Postmenopausal women with early breast cancer who have completed standard adjuvant tamoxifen therapy now have the option of further treatment following the extension to the licence of letrozole (Femara).

After surgery, standard hormonal therapy for postmenopausal women with early breast cancer is tamoxifen, usually for five years. After this, there is no evidence of further benefit and treatment is usually stopped because of increased risk of endometrial cancer, pulmonary embolism and stroke. About a third of patients who are oestrogen-receptor positive experience recurrence and over half of these occur after treatment is stopped.

Now these women can switch to the aromatase inhibitor letrozole, which can be taken for up to three years and has been shown to reduce recurrence.

The trial supporting this (the MA-17 study) showed that letrozole after standard tamoxifen therapy reduces recurrence by 42 per cent (P=0.00004) and reduces distant metastases by 39 per cent (P=0.003) (PJ, 18 October 2003, p536).
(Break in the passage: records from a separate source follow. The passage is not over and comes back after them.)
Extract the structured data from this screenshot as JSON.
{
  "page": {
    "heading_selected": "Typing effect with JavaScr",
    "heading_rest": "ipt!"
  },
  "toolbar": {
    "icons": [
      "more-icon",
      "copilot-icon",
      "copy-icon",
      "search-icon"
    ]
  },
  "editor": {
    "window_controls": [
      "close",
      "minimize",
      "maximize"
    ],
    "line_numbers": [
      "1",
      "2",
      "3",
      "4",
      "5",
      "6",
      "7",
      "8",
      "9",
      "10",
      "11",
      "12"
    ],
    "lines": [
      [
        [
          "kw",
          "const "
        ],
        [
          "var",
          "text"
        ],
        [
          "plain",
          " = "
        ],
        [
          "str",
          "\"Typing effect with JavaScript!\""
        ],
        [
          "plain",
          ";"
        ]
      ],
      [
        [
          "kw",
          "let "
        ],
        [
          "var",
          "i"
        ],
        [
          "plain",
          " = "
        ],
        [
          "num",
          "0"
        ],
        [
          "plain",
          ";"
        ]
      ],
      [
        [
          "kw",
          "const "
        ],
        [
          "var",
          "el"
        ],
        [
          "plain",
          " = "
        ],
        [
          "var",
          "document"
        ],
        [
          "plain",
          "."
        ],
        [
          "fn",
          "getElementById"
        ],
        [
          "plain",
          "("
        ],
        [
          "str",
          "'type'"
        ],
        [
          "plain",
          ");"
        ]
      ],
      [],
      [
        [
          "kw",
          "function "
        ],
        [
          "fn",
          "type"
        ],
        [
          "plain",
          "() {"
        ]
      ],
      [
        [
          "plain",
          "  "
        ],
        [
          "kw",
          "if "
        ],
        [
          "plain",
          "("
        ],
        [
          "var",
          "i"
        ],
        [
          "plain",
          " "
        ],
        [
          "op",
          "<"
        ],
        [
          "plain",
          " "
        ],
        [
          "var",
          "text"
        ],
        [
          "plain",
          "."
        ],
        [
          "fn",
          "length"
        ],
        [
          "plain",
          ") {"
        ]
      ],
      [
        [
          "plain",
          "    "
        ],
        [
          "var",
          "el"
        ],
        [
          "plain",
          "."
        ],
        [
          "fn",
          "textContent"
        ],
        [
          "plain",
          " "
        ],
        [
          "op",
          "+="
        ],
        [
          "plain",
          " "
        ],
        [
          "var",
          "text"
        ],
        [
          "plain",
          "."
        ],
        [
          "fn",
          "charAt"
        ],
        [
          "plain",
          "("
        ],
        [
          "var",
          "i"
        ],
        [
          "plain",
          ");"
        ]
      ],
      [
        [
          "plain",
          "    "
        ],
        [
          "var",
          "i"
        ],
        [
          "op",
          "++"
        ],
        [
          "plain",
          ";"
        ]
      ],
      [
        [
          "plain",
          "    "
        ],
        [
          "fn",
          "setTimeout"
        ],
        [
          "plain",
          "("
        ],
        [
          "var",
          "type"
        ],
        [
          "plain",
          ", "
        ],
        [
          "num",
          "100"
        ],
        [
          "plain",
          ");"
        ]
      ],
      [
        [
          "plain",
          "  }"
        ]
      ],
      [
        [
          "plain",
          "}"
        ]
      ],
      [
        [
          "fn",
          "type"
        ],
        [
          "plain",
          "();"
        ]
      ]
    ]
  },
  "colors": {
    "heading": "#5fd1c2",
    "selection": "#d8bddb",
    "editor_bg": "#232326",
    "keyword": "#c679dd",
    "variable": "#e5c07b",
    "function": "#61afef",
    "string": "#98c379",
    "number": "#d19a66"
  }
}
An increased risk of osteoporosis was recorded, although with no higher risk of fractures than with placebo. Letrozole costs £83.16 per patient per month.

Letrozole is also licensed for the first-line treatment of advanced breast cancer in postmenopausal women who are oestrogen receptor positive or unknown, in women with advanced breast cancer with disease progression after anti-oestrogen therapy, and as preoperative therapy. The Breast International Group in collaboration with Novartis Oncology is currently conducting a study to assess whether letrozole is more effective than tamoxifen in the treatment of early cancer after surgery. Preliminary results are expected by the end of the year.